徳と得

正月、私は久々に帰省していた学生時代の同級生と酒を飲んだのだが、その席で私が上京する意思があることを伝えると皆は親身になって相談にのってくれた。「住む所は就職先が決まったら遠慮しないで相談しろよ」、「もし近くに来たらしばらく俺の家に泊まりながら就職先を探せばいいじゃないか」、こんな嬉しい言葉が返ってきたのだ。何年も集まらず連絡さえ無かった仲間が、高校時代3年間に築かれた友情だけでまだこんなにも強く繋がっていたのだ。


「人徳」という言葉がある。"徳"とは行人偏に昔の字で"直"と"心"であり、"直心(正しく真っ直ぐな心)"を"行ずる"という意味でできた漢字だ。人としての直心を行ずる、またはその能力が人徳となる。"人徳のある人"とは非常に信頼できる人を意味し、"徳を積む"というのは人に感謝する・感謝される事を言う。
「人徳」で得る財産や名誉などのステータスはなかなか手に入り難いものではあるが、一回手に入れてしまえばそれはいつまでも失われる事無く、しかもお互いの中で常に大きくなり続けるものなのだと言われている。私は悪徳な人生だとばかり思っていたが、かろうじて一番楽しかった時代に"徳"を積んでいたということだろう。
確かに学生時代は何にも臆する事無く自由奔放に生活していたように思う。経済的には全く余裕なんてものは無かったが、心だけは満ち溢れていたような気がする。友達同士の繋がりを一番に大切にし、裏を読んだり警戒したりするような関係は無く、常に信頼し、感謝し、お互い助け合っていた理想の私がそこにいたのだ。

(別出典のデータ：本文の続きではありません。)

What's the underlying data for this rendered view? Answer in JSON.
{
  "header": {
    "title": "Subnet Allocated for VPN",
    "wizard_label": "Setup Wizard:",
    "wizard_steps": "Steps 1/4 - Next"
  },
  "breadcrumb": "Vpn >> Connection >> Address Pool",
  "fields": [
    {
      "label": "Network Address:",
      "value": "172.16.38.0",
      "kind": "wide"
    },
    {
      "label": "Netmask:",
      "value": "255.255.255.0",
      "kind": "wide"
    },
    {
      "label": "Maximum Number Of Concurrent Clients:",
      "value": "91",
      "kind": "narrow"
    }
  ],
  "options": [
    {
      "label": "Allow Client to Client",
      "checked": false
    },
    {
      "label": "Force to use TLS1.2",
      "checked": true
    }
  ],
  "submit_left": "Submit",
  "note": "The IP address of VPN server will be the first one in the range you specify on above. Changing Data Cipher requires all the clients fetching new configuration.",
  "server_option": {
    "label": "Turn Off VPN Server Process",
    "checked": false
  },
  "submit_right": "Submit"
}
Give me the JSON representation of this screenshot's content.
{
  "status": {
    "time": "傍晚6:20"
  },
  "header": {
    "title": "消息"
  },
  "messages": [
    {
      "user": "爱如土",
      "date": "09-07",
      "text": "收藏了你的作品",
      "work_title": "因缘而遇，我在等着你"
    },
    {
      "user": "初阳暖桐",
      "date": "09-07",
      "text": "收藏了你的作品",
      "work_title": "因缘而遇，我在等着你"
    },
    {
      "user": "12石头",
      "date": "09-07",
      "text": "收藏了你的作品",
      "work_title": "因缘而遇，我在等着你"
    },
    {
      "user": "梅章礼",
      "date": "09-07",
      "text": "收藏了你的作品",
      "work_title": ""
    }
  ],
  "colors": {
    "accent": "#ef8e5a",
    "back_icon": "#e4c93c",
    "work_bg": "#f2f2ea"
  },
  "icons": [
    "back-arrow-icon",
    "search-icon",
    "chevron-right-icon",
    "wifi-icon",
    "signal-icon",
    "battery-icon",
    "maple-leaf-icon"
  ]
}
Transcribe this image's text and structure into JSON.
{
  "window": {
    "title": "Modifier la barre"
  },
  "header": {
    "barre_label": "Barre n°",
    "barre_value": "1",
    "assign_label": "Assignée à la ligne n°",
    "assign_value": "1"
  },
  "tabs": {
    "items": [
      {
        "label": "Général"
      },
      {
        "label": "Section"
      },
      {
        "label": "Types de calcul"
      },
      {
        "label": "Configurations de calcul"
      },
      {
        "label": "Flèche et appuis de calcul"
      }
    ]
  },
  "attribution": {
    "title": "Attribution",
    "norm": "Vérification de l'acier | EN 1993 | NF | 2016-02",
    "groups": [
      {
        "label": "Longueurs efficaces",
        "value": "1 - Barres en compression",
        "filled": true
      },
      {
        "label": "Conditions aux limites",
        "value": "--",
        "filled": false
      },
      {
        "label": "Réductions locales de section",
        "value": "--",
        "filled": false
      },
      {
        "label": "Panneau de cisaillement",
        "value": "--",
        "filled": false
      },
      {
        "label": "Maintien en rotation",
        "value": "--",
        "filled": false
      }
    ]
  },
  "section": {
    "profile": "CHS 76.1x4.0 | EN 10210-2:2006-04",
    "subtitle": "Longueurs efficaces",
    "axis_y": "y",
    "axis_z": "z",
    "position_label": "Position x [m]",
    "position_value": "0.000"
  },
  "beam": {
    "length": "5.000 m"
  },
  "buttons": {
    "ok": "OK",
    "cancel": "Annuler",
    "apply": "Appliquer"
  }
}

それから10年。何でも「モノ・カネ」に換算し、感謝するのは自分に利益があるから、感謝されるのも物理的な利を提供したからという汚い大人へと変わっていった私・・・ギャンブルから得たお金で一時的に潤ったステータスは泡となって消え、借金によって得た金銭だって当然の如く残らないことを私は実際に経験した。人徳を無視した"かりそめのステータス"は、冬になると散る花のようにあっけなく形を無くするのだ。
仕事だってそうだ。権力を用いて仕事についてくどくどと説くのは全く効果がなく、説かれるほうにしてみればこの上ないありがた迷惑である。そんな心と中身の無い教えが末永く頭に残るはずがない。説く側が持つ"自分の損を省みない心情"を察すられればこその習得意欲であり、有り難味なのだと思う。
現に私が今も人徳を慕う上司というのは、出来の悪い私をいつも何故かしらサポートしてくれていたような人だ。「私を助ける事に何の利益があるんだろう・・・上司だから?」、こんな疑問を持っては首をかしげていたものだったが、今となってはそれが"得"ではなく"徳"であったのだなぁと理解できる。自分の立場を気にして単調に叱った人、立場の枠を超えて一つ一つ詳細を教えながら叱ってくれた人、どちらが後々に「いざ鎌倉」とばかりに助太刀したいと思えるかと言えば・・・言わずもがなである。



「損得」は"一過性のステータス"しかもたらしてはくれないが、「人徳」は"増殖を続ける失われないステータス"をもたらしてくれる・・・私はこれからこの原理原則を忘れてはならない。借金を早く返したいからといって拝金主義に走ることは間違ってもあってはならないんだ。
例え借金返済が遅くなろうとも、人として真っ直ぐな心を持ち、感謝し、感謝されるような、そんな生き方が出来れば素晴らしいと思う。
「得を積む」のではなく、「徳を積む」人生を目指したい。